Sustainability meet Jobs
By now, the concept of ‘sustainability’ in energy production, conservation, and job creation, is starting to sink into the cultural and political conscience. The business and political will, focused in this direction, is showing up in the form of Michigan’s high technology ‘talent pool’ redirecting efforts from automotive into ‘new technologies’ that create an array of ‘supply chain’ jobs. This means that a variety of new jobs are being created starting with basic scientific research and development, product design, engineering, on to manufacturing, and continue through to marketing, sales and distribution. Take a closer look and the ‘advanced lighting’ industry could be the poster child for this transition. Imagine all the jobs that ‘spin-off’ from any new industry. It’s not just the engineering and manufacturing, but component assembly, testing, and training the work force to install or retrofit these new energy saving lights. In case the importance is not obvious, lets assume that ‘lighting’ in general, is one of the main ‘consumption points’ of all energy used, and any efforts toward conservation and increased efficiency will have significant bottom-line impact. According to industry statistics, if just 25% of the florescent lighting in the United States were converted to LED lighting, we could save fifteen billion dollars in annual electric costs or effectively decommission 130 coal burning plants. In other ‘glowing’ terms this will prevent the release of greenhouse gases equal to ten million autos and reduce carbon emissions by 158 metric tons.
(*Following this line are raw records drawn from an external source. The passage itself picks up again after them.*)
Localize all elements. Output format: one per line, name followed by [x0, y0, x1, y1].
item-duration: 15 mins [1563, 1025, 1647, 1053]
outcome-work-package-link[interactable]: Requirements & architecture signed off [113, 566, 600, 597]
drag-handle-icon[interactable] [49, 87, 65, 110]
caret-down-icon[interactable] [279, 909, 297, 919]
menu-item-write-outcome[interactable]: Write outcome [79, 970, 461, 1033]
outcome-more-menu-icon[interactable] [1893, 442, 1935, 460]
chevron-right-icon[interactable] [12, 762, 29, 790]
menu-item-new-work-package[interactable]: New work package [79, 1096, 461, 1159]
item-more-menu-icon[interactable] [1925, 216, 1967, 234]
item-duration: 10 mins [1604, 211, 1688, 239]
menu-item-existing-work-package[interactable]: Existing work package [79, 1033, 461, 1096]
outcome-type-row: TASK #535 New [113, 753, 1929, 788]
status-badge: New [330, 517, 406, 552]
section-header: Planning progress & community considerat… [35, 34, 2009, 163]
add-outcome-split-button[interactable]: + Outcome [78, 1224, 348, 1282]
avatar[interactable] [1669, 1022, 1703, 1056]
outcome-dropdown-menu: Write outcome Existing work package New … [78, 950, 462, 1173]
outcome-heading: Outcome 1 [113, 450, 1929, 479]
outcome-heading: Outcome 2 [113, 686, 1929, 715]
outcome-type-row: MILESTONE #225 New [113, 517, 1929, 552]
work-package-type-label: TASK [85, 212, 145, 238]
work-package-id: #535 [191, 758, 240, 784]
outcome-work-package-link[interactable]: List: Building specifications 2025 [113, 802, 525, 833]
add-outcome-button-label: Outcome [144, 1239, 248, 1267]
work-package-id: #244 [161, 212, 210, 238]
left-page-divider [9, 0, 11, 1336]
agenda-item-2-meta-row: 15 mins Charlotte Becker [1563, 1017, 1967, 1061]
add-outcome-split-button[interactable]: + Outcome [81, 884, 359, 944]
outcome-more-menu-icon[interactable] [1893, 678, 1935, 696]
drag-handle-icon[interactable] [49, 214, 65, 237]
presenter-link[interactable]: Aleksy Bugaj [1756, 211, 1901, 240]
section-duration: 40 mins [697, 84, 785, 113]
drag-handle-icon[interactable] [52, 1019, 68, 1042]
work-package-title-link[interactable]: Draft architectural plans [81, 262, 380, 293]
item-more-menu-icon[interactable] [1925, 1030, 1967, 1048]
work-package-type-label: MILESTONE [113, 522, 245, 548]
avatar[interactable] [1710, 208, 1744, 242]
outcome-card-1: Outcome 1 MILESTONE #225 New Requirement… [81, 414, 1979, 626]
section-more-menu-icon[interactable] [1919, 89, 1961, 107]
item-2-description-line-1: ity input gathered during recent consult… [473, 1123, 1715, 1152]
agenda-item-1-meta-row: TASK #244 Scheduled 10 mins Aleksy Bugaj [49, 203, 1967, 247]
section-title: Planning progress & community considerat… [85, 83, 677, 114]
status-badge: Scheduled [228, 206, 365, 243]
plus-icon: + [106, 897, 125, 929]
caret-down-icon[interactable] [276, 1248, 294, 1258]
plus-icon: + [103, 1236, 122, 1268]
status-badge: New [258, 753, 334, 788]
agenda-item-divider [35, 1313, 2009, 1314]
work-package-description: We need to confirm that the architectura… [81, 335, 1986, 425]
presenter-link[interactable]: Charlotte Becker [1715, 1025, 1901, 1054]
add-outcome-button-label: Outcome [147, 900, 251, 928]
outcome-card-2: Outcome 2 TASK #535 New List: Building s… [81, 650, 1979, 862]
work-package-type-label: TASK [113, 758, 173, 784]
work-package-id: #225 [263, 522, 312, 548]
Along with rising energy costs is the rising interest in green building practices, as more ambitious energy conservation targets are set by governments, building contractors, and the general ‘energy bill paying’ public. The need to incorporate ‘advanced lighting solutions’ into new construction and retrofit existing building and facilities is an overall component of achieving sustainability. According to published industry data, projected demand for ‘advanced lighting solutions’ is ‘explosive’ and points to a massive global market with Michigan’s ‘talent pool’ ready, willing, and well positioned to compete on a global scale.